I: This is a bit of a random jump, but do you think you’d like to do more co-authored books, or do you think you prefer writing on your own?
CF: I’ll keep the dual career happening for as long as I possibly can because it’s good for my brand, and it’s fun, and that sort of thing. I’m not sure I would like to collaborate with anyone else, because James has a whole system set up of how you collaborate and it’s very much me doing what he says in how we work, which is fine. I understand that he’s the boss and I’m working with him. And we’ve already decided to work in his style, and that sort of thing. Whereas I think if I collaborated with somebody less powerful, the whole thing would be messier, the whole process, negotiations and so on. This whole system is just perfect, because all the hard work is done.
I: The copy of Never Never that I bought at Dymocks in Brisbane is published by Random House. Was it published internationally all at once, or is this an Australian edition?
CF: It went simultaneously to Australia, the UK, and certain other territories. It’s in Italy and Spain. But it does not come out in the US until January. I didn’t really get consulted on that, or told about that, and I didn’t ask. I try not to bother my publishers too much with things that I’m just curious about. It’s selling really well, which is great. I got sent a graph the other day, and it sort of had Private Sydney, the latest Michael Bennett one from James Patterson, the latest of James Patterson’s own ones, and I could see Never Never was out-performing them, which was great. So, they send me things to cheer me on now and then, but they don’t tell me things that I don’t need to know.

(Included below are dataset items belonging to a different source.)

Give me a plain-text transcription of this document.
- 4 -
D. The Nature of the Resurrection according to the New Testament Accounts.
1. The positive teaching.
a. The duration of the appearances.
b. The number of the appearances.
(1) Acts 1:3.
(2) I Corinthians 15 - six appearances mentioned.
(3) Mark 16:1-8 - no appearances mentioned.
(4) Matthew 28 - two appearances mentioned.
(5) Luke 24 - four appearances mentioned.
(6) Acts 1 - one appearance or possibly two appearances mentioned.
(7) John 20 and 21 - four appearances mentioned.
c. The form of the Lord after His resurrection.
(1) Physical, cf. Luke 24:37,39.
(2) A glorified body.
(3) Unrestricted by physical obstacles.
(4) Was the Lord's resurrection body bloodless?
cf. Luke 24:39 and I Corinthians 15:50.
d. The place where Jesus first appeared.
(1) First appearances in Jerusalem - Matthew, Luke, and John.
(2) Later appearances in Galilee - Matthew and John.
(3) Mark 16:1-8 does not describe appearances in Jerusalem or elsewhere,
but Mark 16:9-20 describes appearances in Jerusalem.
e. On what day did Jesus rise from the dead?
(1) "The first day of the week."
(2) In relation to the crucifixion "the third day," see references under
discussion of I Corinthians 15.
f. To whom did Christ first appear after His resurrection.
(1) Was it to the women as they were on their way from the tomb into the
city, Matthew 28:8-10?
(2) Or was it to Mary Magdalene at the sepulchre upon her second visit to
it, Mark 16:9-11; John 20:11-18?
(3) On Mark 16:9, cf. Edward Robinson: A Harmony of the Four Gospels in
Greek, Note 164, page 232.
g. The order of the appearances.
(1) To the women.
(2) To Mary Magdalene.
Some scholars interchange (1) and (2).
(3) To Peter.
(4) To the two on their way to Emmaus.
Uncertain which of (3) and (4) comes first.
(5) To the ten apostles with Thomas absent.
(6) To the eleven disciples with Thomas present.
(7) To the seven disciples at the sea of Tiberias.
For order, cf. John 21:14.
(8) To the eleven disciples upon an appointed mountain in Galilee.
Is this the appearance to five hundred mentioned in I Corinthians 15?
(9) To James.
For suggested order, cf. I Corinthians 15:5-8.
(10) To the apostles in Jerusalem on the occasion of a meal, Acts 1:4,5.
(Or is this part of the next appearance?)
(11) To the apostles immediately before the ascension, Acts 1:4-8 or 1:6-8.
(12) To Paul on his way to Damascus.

I: Do you identify as an Australian writer?
CF: I feel like an Australian author because I don’t feel qualified to write things set overseas, yet. There was some discussion from my publisher and my agent about me writing something set in the US, just so that I can show people that I can, I suppose, and then also maybe to help kick up my sales in the US. I said to them that I would have to go over there.
This interview was undertaken as part of the Genre Worlds project. Genre Worlds is an ARC-funded research project undertaken by Professor Kim Wilkins, Professor David Carter, Associate Professor Beth Driscoll, and Professor Lisa Fletcher.